During the last two days, I spent a great deal of time corresponding with my friend Alberto Cairo after he informed me that he was hosting a public lecture by David McCandless at the University of Miami. Alberto and I are both critical of McCandless’ infographics. I am more passionate in my criticism, however, perhaps because I frequently and directly encounter the ill effects of McCandless’ influence. More than anyone else working in data visualization today, McCandless has influenced people to design data visualizations in ways that are eye-catching but difficult to read and often inaccurate. Also more than anyone else, when my readers and students talk about the challenges that they face in the workplace because their bosses and clients expect eye-candy rather than useful information effectively displayed, they identify McCandless as the source of this problem.

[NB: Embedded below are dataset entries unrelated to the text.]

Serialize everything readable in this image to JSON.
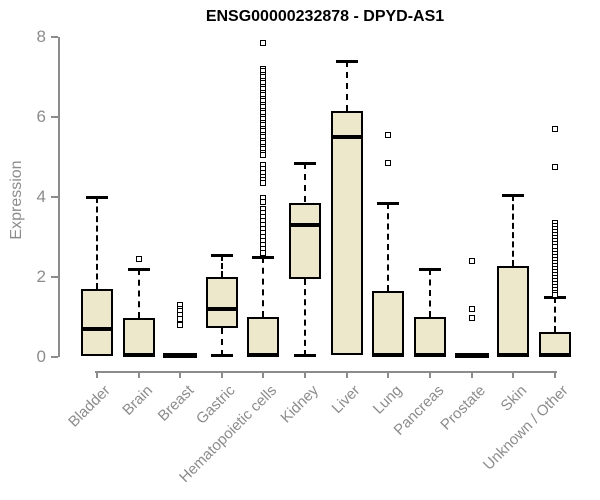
{
  "page": {
    "background": "#ffffff"
  },
  "chart_data": {
    "type": "boxplot",
    "title": "ENSG00000232878 - DPYD-AS1",
    "ylabel": "Expression",
    "xlabel": "",
    "ylim": [
      0,
      8
    ],
    "yticks": [
      0,
      2,
      4,
      6,
      8
    ],
    "grid": false,
    "legend": "none",
    "colors": {
      "box_fill": "#ede8cc",
      "box_border": "#000000",
      "axis": "#8c8c8c",
      "title": "#000000"
    },
    "categories": [
      "Bladder",
      "Brain",
      "Breast",
      "Gastric",
      "Hematopoietic cells",
      "Kidney",
      "Liver",
      "Lung",
      "Pancreas",
      "Prostate",
      "Skin",
      "Unknown / Other"
    ],
    "boxes": [
      {
        "name": "Bladder",
        "q1": 0.02,
        "median": 0.7,
        "q3": 1.68,
        "whisker_low": 0.02,
        "whisker_high": 4.0,
        "outliers": []
      },
      {
        "name": "Brain",
        "q1": 0.02,
        "median": 0.05,
        "q3": 0.97,
        "whisker_low": 0.02,
        "whisker_high": 2.2,
        "outliers": [
          2.45
        ]
      },
      {
        "name": "Breast",
        "q1": 0.0,
        "median": 0.02,
        "q3": 0.03,
        "whisker_low": 0.0,
        "whisker_high": 0.03,
        "outliers": [
          1.28,
          1.2,
          1.15,
          1.05,
          0.95,
          0.8
        ]
      },
      {
        "name": "Gastric",
        "q1": 0.72,
        "median": 1.18,
        "q3": 2.0,
        "whisker_low": 0.02,
        "whisker_high": 2.55,
        "outliers": []
      },
      {
        "name": "Hematopoietic cells",
        "q1": 0.02,
        "median": 0.05,
        "q3": 1.0,
        "whisker_low": 0.02,
        "whisker_high": 2.5,
        "outliers": [
          7.85,
          7.2,
          7.13,
          7.05,
          6.98,
          6.9,
          6.83,
          6.75,
          6.68,
          6.6,
          6.53,
          6.45,
          6.38,
          6.3,
          6.23,
          6.15,
          6.08,
          6.0,
          5.93,
          5.85,
          5.78,
          5.7,
          5.63,
          5.55,
          5.48,
          5.4,
          5.33,
          5.25,
          5.18,
          5.1,
          5.03,
          4.78,
          4.68,
          4.6,
          4.5,
          4.42,
          4.33,
          3.97,
          3.87,
          3.7,
          3.6,
          3.5,
          3.4,
          3.3,
          3.2,
          3.1,
          3.0,
          2.9,
          2.8,
          2.7,
          2.6
        ]
      },
      {
        "name": "Kidney",
        "q1": 1.95,
        "median": 3.3,
        "q3": 3.85,
        "whisker_low": 0.02,
        "whisker_high": 4.83,
        "outliers": []
      },
      {
        "name": "Liver",
        "q1": 0.03,
        "median": 5.5,
        "q3": 6.15,
        "whisker_low": 0.03,
        "whisker_high": 7.4,
        "outliers": []
      },
      {
        "name": "Lung",
        "q1": 0.02,
        "median": 0.05,
        "q3": 1.63,
        "whisker_low": 0.02,
        "whisker_high": 3.85,
        "outliers": [
          5.55,
          4.85
        ]
      },
      {
        "name": "Pancreas",
        "q1": 0.02,
        "median": 0.05,
        "q3": 1.0,
        "whisker_low": 0.02,
        "whisker_high": 2.2,
        "outliers": []
      },
      {
        "name": "Prostate",
        "q1": 0.0,
        "median": 0.02,
        "q3": 0.03,
        "whisker_low": 0.0,
        "whisker_high": 0.03,
        "outliers": [
          2.4,
          1.2,
          0.97
        ]
      },
      {
        "name": "Skin",
        "q1": 0.02,
        "median": 0.05,
        "q3": 2.27,
        "whisker_low": 0.02,
        "whisker_high": 4.05,
        "outliers": []
      },
      {
        "name": "Unknown / Other",
        "q1": 0.02,
        "median": 0.05,
        "q3": 0.62,
        "whisker_low": 0.02,
        "whisker_high": 1.5,
        "outliers": [
          5.7,
          4.75,
          3.35,
          3.27,
          3.2,
          3.12,
          3.05,
          2.97,
          2.9,
          2.82,
          2.75,
          2.65,
          2.57,
          2.5,
          2.42,
          2.35,
          2.27,
          2.2,
          2.12,
          2.05,
          1.97,
          1.9,
          1.82,
          1.75,
          1.67,
          1.6,
          1.55
        ]
      }
    ]
  }
}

You can imagine my dismay when Alberto told me about the lecture. I argued that he shouldn’t provide McCandless with a forum for promoting his work unless he also provided a critique of that work during the event. Alberto’s position was that, as an academic and a journalist, he should provide a platform for anyone whose work in the field of data visualization is known, regardless of quality or the harm that it does. Further, he argued that his students and those who have read his books already know that he finds much of McCandless’ work lacking. My response to this was, “What about those who attend the event but are not your students or readers?” After the discussion, I found myself wanting to ask one more question: “What do I say to someone who tells me that his boss attended the lecture, and this exposure to McCandless’ work set his efforts to promote effective practices back by several years?” Even worse, what if he also says, “Steve, I encouraged my boss to attend the lecture because it was hosted by Alberto Cairo, whose work you’ve praised.”
To no avail, I pleaded with Alberto to provide a counterpoint to the presentation to make it clear to attendees that McCandless often promotes practices that are ineffective. I argued that without providing this counterpoint, he was abdicating his responsibility as a teacher and a journalist. He saw it differently. He replied that his indirect approach to combating ineffective practices is perhaps more effective than my direct approach.
Is Alberto right? Was it appropriate for him to host a public lecture by McCandless without offering a counterpoint? Should I become less direct in my criticism of harmful practices? Will they cease to plague our work faster if I do? What does your experience tell you?